BAGHDAD—Language barriers can sometimes be an obstacle when people from different countries are trying to work together. However members of the division band with 1st Armored Division, United States Division– Center, and the Iraqi prime minister’s band have built a partnership through a universal language— music.

Members of the 1st Armd. Div. band made a day trip Sept. 16 to Baghdad, to the Iraqi Tomb of the Unknown Soldier, and were treated to a performance by the Iraqi prime minister’s band and then surprised the Iraqis with musical new instruments including trumpets, clarinets, flutes and drums.

Preparation for the donation began in April when Chief Warrant Officer 2 James Bettencourt, commander of the 1st Armd. Div. band and a New Bedford, Mass., native, first made contact with the Iraqi band. When Bettencourt visited the Iraqi band, he noticed the poor condition of the instruments the Iraqi band members were using and wanted to help. Bettencourt worked tirelessly for months to coordinate the funds necessary to purchase the instruments. The money was drawn from funds designated for projects intended to bolster the resources and capabilities of the Iraqi Security Forces. During this time, Bettencourt stayed in contact with the Iraqi band, building friendships and trust.

“A lot of (American Soldiers) have got pretty good personal relationships with quite a few (Iraqis),” Bettencourt said. “I would say this trip is about my 15th or 16th visit with them, and over the time I never promised new instruments. I said, ‘I will see what I can do.’ So they knew we were trying our best, and for them to finally say, ‘Wow the Americans are trying to help out the best way they can,’ and now that we can finally produce those instruments and be able to see the looks on their faces—it was just priceless.”

Bettencourt said during these exchanges, the two bands’ members learned about each country’s cultures and developed enduring relationships, a sentiment shared by his Iraqi counterpart. “This gave us a good chance to exchange culture and to learn more about each other,” said Capt. Hatim, commander with the Iraqi prime minister’s band. “We have been (working) together, and so we have learned a lot from (the Americans) and vice versa. This was a great opportunity for the two sides.”

This partnership marks another milestone of progress as Iraqi Security Forces move closer to securing a more stable and sovereign Iraq. Lt. Col. Cape Zemp, division personnel officer with the 1st Armd.

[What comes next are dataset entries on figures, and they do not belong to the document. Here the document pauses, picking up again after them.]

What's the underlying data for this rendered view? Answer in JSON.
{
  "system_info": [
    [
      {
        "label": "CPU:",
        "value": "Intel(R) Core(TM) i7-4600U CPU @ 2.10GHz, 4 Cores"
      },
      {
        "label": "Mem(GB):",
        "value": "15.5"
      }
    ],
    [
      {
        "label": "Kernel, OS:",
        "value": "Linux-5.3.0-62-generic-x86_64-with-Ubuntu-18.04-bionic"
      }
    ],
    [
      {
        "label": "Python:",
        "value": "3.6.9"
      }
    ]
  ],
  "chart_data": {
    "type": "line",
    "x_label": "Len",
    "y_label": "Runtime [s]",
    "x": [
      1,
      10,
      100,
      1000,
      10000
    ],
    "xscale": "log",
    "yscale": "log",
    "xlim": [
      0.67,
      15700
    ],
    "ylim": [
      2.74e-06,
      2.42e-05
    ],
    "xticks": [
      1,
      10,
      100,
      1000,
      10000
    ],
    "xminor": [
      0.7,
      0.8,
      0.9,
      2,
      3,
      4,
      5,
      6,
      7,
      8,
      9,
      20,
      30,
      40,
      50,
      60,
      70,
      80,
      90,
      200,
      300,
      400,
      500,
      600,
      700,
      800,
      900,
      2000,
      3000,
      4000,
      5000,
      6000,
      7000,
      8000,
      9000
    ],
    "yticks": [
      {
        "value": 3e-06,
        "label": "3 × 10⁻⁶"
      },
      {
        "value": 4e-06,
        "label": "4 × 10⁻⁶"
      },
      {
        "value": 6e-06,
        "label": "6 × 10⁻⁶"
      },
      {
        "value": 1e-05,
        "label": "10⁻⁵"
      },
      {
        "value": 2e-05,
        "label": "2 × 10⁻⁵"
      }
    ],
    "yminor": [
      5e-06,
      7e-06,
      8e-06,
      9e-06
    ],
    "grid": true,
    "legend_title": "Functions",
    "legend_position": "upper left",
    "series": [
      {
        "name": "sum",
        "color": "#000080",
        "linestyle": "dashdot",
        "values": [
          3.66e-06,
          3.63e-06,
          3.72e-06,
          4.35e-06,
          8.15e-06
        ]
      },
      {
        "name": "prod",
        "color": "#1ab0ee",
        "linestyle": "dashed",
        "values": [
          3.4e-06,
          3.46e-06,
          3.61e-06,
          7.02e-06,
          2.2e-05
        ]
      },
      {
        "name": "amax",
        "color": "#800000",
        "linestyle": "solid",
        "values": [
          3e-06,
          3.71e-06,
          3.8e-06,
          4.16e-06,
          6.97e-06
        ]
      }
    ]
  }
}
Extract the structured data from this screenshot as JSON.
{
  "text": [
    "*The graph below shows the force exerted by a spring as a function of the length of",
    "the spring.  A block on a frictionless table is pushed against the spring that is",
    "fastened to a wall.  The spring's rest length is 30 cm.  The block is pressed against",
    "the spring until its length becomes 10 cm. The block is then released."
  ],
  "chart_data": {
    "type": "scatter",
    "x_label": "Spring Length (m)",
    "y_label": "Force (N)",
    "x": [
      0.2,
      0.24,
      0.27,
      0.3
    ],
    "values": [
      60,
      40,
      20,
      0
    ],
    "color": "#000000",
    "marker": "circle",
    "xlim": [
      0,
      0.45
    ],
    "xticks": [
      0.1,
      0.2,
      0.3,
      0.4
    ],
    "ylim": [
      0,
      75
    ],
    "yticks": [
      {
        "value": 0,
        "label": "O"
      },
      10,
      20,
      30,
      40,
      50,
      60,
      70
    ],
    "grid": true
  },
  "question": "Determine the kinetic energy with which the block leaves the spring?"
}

Div., and a Newport News, Va., native, said he wanted to use the band to take part in the division plan to engage with the Iraqis. “These (Iraqis) represent their nation for the visits of high-level dignitaries,”
Zemp said. “Receiving the instruments … allows them to represent their country in a top tier basis, where they couldn’t necessarily do that before.” Zemp said he hopes the 1st Armd. Div. band and the Iraqi prime minister’s band will be able to perform together in the near future, which would be a great way to culminate the relationship when the 1st Armored Division redeploys later this year.

Members of the 1st Armd. Div. band spoke favorably about a potential joint performance with the Iraqi band. “I think it would be cool to actually sit down, and do a concert, and to share the moment,” said Sgt. Sammy Lewis, a tuba player with the 1st Armd. Div. band and a San Antonio native. “You can have some magical moments with music and to share that with a complete stranger from a different country would be an (amazing) experience.” Lewis said music has always been a huge part of Army tradition, and he hopes the Iraqis will learn during their partnership with the 1st Armd. Div. and integrate a band as part of a core foundation of their military forces.